The research, published in the journal Proceedings of the National Academy of Sciences, USA and funded by a £72,000 grant from the British Lung Foundation, has found that the tumour suppressor gene, LIMD1, is responsible for protecting the body from developing lung cancer — paving the way for possible new treatments and early screening techniques.
Lead researcher Dr Tyson Sharp and his University of Nottingham team, together with US collaborator Dr Greg Longmore, set out to examine if loss of the LIMD1 gene correlated with lung cancer development.
The University of Nottingham team examined lung cancer tissue from patients with the disease and compared it to healthy lung tissue. They found that the LIMD1 gene was missing in the majority of lung cancer samples, indicating that the presence of the LIMD1 gene protects the body against lung cancer.

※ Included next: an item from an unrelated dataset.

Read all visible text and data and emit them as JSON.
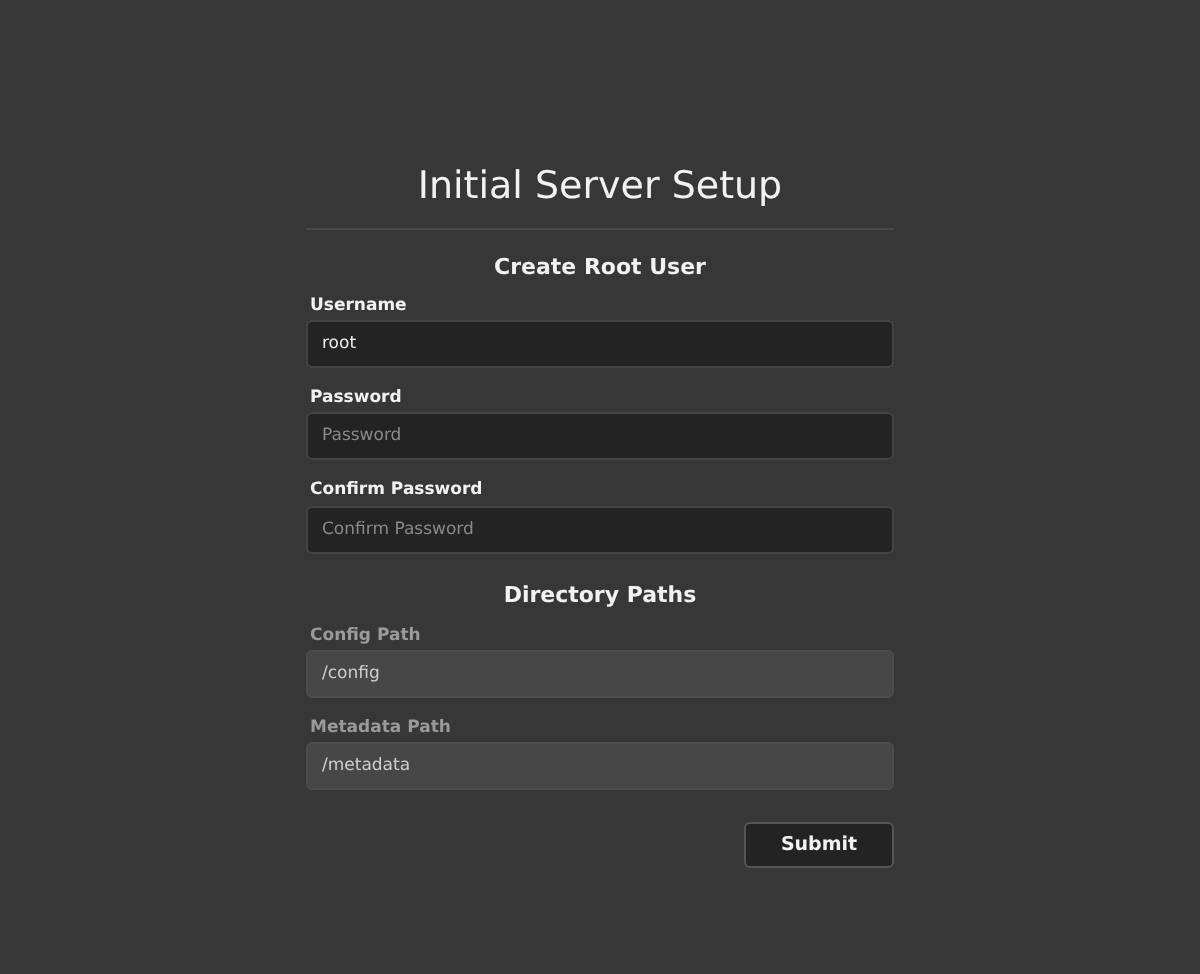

Dr Greg Longmore’s team in the USA supported these findings, using a mouse without the LMID1 gene which developed lung cancer.
Dr Sharp said: “The LIMD1 gene studied in this research is located on part of chromosome 3, called 3p21.
“Chromosome 3p21 is often deleted very early on in the development of lung cancer due to the toxic chemicals in cigarettes, which implies that inactivation of LIMD1 could be a particularly important event in early stages of lung cancer development.
“We are now going to extend these finding by developing LIMD1 as a novel prognostic tool for detection of early stage lung cancer.”
Lung cancer is the UK’s biggest cancer killer, claiming around 33,600 lives a year. Ninety per cent of cases are caused by smoking. At present lung cancer is often detected late, meaning that 80 per cent of patients die within a year of being diagnosed.
Dame Helena Shovelton, Chief Executive of the British Lung Foundation said: “This is very exciting research which could lead to the development of early screening techniques and treatments for lung cancer. We are very proud to have made this breakthrough possible”.